All I can do is do my rituals and reminders and take my meds and try to not be annoying when I ask for clarification. I don’t really have a choice if I want to function in society. 

I’m just tired. 

Phantom Vapors

I have been smelling a phantom, hallucinatory scent for about two years. It smells like someone mixed gas and barbecue sauce together and set it on fire. It’s pretty rare, maybe once or twice a month for an hour, so I didn’t think much of it, but I told my psychiatrist about it a few months ago. He did a ton of research and crossed the medications I’m taking off of the possible causes, and he has referred me to a neurologist, who I will be seeing next month.  

I’m not worried about having a tumor or anything. Like I said, it’s so infrequent that I barely even think it’s a thing. What I am worried about is cost. If I’m prescribed an MRI, how the hell am I supposed to afford that? I don’t have a steady job (but I still make too much for Medicaid), and my insurance is garbage.  

I allegedly live in the greatest country in the world with a health care system that I have been assured by those in power is also the best in the world, yet a procedure that would be a minor inconvenience to a Canadian or anyone from Europe is cost-prohibitive. If I do have a tumor, I’m screwed.  

My appointment is September 16. What happens after that is up in the air. God bless the USA. 

Fecal Matters

I saw a bumper sticker that says, “Honk if you have to POOP.” It has me asking questions.  

For example, if you honk, just what is that driver going to do with that information? Is it strictly a solidarity thing? Are they recording your license plate number and selling it to marketers? Also, if you don’t have to poop, but the poop driver is texting and the light turns green, do you refrain from honking so you don’t give them the wrong idea?  

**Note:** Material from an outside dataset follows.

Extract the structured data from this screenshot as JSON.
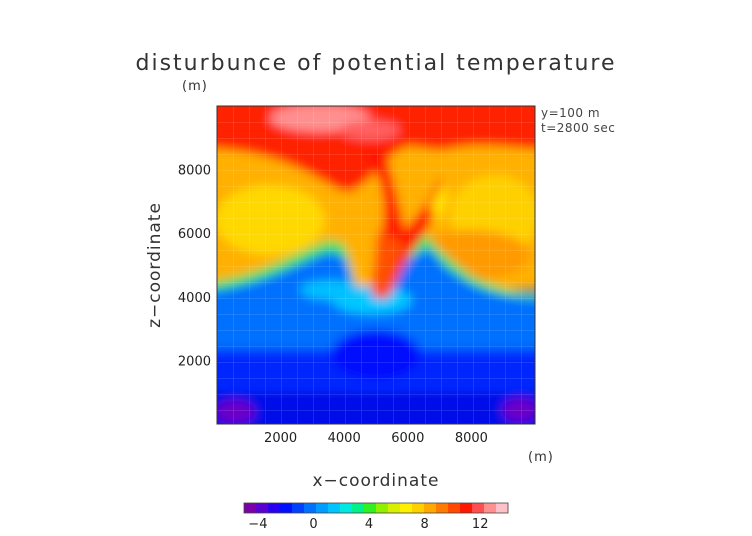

Lots of important stuff to think about here. I’m glad I took the bus. 

A Mirror Dorkly

I’m almost exclusively an Order Processor here in the DC Container Store, and from what I’ve observed about all of the Order Processors I’ve met here, they’re all pretty weird. They’re all quiet and focused, and when they do say something (that isn’t business), it tends to be random. They have zero control over their hair, and they’re socially awkward. 

And before you say anything, yes, I know I’m describing myself. It’s nice that I fit in somewhere.